对于调度框架插件的启用或者禁用,我们可以使用安装集群时的 KubeSchedulerConfiguration 资源对象来进行配置。下面的例子中的配置启用了一个实现了 reservepreBind 扩展点的插件,并且禁用了另外一个插件,同时为插件 foo 提供了一些配置信息:

apiVersion: kubescheduler.config.k8s.io/v1
kind: KubeSchedulerConfiguration

---
plugins:
  reserve:
    enabled:
      - name: foo
      - name: bar
    disabled:
      - name: baz
  preBind:
    enabled:
      - name: foo
    disabled:
      - name: baz

pluginConfig:
  - name: foo
    args: >
      foo插件可以解析的任意内容

扩展的调用顺序如下:

  • 如果某个扩展点没有配置对应的扩展,调度框架将使用默认插件中的扩展
  • 如果为某个扩展点配置且激活了扩展,则调度框架将先调用默认插件的扩展,再调用配置中的扩展
  • 默认插件的扩展始终被最先调用,然后按照 KubeSchedulerConfiguration 中扩展的激活 enabled 顺序逐个调用扩展点的扩展
  • 可以先禁用默认插件的扩展,然后在 enabled 列表中的某个位置激活默认插件的扩展,这种做法可以改变默认插件的扩展被调用时的顺序

假设默认插件 foo 实现了 reserve 扩展点,此时我们要添加一个插件 bar,想要在 foo 之前被调用,则应该先禁用 foo 再按照 bar foo 的顺序激活。示例配置如下所示:

apiVersion: kubescheduler.config.k8s.io/v1
kind: KubeSchedulerConfiguration

---
profiles:
  - plugins:
      reserve:
        enabled:
          - name: bar
          - name: foo
        disabled:
          - name: foo

在源码目录 pkg/scheduler/framework/plugins/examples 中有几个示范插件,我们可以参照其实现方式。

示例

其实要实现一个调度框架的插件,并不难,我们只要实现对应的扩展点,然后将插件注册到调度器中即可,下面是默认调度器在初始化的时候注册的插件:

// pkg/scheduler/algorithmprovider/registry.go
func NewRegistry() Registry {
    return Registry{
        // FactoryMap:
        // New plugins are registered here.
        // example:
        // {
        //  stateful_plugin.Name: stateful.NewStatefulMultipointExample,
        //  fooplugin.Name: fooplugin.New,
        // }
    }
}

但是可以看到默认并没有注册一些插件,所以要想让调度器能够识别我们的插件代码,就需要自己来实现一个调度器了,当然这个调度器我们完全没必要完全自己实现,直接调用默认的调度器,然后在上面的 NewRegistry() 函数中将我们的插件注册进去即可。

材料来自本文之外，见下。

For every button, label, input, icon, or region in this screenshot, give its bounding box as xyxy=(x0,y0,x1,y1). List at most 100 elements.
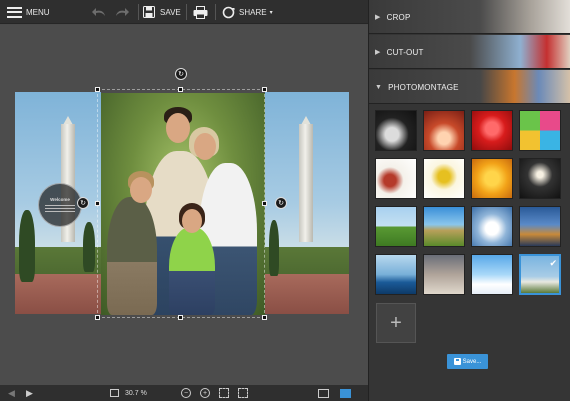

在 kube-scheduler 的源码文件 kubernetes/cmd/kube-scheduler/app/server.go 中有一个 NewSchedulerCommand 入口函数,其中的参数是一个类型为 Option 的列表,而这个 Option 恰好就是一个插件配置的定义:

// Option configures a framework.Registry.
type Option func(framework.Registry) error

// NewSchedulerCommand creates a *cobra.Command object with default parameters and registryOptions
func NewSchedulerCommand(registryOptions ...Option) *cobra.Command {
  ......
}

所以我们完全就可以直接调用这个函数来作为我们的函数入口,并且传入我们自己实现的插件作为参数即可,而且该文件下面还有一个名为 WithPlugin 的函数可以来创建一个 Option 实例:

func WithPlugin(name string, factory runtime.PluginFactory) Option {
    return func(registry runtime.Registry) error {
        return registry.Register(name, factory)
    }
}

所以最终我们的入口函数如下所示:

package main

import (
    "k8s.io/component-base/cli"
    "k8s.io/kubernetes/cmd/kube-scheduler/app"
    "math/rand"
    "os"
    // Ensure scheme package is initialized.
    _ "simple-scheduler/pkg/scheduler/apis/config/schema"
    "simple-scheduler/pkg/scheduler/framework/plugins"
    "time"
)

func main() {
    rand.Seed(time.Now().UTC().UnixNano())
    command := app.NewSchedulerCommand(
        app.WithPlugin(plugins.Name, plugins.New))
    code := cli.Run(command)
    os.Exit(code)
}

其中 app.WithPlugin(sample.Name, sample.New) 就是我们接下来要实现的插件,从 WithPlugin 函数的参数也可以看出我们这里的 sample.New 必须是一个 framework.PluginFactory 类型的值,而 PluginFactory 的定义就是一个函数:

type PluginFactory = func(configuration runtime.Object, f framework.Handle) (framework.Plugin, error)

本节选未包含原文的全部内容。